一旁宫人们已经搬来了大椅,但建熙帝略略昂起了头,就是没有坐。
“好了,现在人都在。”建熙帝的声音很慢,听起来有些冷,他目光转向王济悬,“有什么话,说吧。”
“是,”王济悬上前一步,但声音已再不像先前那般激昂,“臣以为,方才柏世钧的话其实并不——”
“王太医。”柏奕忽然道,“如果你是想反驳方才我爹的言论,那能否让我先开口,对我爹的观察进行补完。”
“不要放肆。”建熙帝悠悠地看了柏奕一眼,“你是小辈。”
柏奕略皱了眉,但也只好拱手礼让。
王济悬匆匆瞥了柏奕和他桌上的东西一眼,这才意识到原来柏家父子还有后招。
从医数十载,他从未有一日像今日这样慌张,然而圣意如此,他只能咬牙坚持道,“皇上,小儿至宝丸有安神通便的功效,服用后有腹泻,那完全是……服药之后正常的症状。”

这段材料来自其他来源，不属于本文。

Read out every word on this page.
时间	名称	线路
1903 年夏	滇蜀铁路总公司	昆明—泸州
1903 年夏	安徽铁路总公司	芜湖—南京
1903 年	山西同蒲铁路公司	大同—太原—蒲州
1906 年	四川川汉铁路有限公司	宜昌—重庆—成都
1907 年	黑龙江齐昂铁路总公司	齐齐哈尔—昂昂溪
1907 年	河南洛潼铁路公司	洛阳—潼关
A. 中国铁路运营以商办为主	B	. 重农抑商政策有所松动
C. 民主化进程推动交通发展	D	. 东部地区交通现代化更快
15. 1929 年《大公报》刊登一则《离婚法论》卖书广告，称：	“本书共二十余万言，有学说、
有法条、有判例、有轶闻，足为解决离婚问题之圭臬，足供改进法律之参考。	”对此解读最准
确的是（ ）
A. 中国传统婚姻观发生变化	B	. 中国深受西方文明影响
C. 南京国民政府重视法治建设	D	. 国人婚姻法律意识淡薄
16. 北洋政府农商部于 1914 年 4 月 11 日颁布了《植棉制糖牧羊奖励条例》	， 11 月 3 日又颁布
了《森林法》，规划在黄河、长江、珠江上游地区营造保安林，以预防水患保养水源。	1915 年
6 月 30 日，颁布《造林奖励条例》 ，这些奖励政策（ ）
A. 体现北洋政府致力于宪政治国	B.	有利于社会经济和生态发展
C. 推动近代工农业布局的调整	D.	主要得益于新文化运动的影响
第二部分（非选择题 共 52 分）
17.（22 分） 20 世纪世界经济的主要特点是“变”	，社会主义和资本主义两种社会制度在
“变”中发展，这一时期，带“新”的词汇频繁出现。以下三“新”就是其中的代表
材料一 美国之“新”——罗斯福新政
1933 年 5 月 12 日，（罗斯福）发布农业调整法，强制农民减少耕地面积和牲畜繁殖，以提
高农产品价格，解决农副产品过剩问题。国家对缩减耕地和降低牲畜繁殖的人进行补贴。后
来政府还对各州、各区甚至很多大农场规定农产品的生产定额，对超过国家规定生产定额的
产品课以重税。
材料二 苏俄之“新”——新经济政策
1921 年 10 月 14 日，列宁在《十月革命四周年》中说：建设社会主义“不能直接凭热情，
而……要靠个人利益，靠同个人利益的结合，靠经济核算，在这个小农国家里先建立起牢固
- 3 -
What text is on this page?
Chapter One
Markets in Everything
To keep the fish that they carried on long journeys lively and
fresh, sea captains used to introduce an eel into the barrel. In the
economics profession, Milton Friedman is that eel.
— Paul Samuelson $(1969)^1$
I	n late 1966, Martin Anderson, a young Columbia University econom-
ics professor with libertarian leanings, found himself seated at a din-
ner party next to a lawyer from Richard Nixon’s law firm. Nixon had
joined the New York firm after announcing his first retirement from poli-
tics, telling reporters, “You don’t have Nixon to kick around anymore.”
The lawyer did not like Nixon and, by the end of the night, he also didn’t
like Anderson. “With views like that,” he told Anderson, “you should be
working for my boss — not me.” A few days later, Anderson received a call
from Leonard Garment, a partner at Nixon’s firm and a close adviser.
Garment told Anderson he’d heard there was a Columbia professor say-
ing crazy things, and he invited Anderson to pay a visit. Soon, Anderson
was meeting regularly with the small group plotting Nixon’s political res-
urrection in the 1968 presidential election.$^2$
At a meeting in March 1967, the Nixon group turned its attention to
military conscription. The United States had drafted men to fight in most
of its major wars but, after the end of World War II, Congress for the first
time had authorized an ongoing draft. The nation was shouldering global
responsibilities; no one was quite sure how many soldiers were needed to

柏奕目光清冷地盯着王济悬,“高剂量组的两只实验兔死了,也是服药之后正常的症状吗?”
王济悬轻哼一声,并不看他,只是自顾答道,“人有不同的体质,兔子自然也有。方才柏世钧在外一直在提‘控制变化之量’‘控制变化之量’,试问,天下有完全相同的两只兔子吗?
“再者说,以兔子来试人所用之药,完全是有悖天理伦常的做法。兔子是畜生,人难道也是畜生吗?”
太医院的众人想了想,再次点头。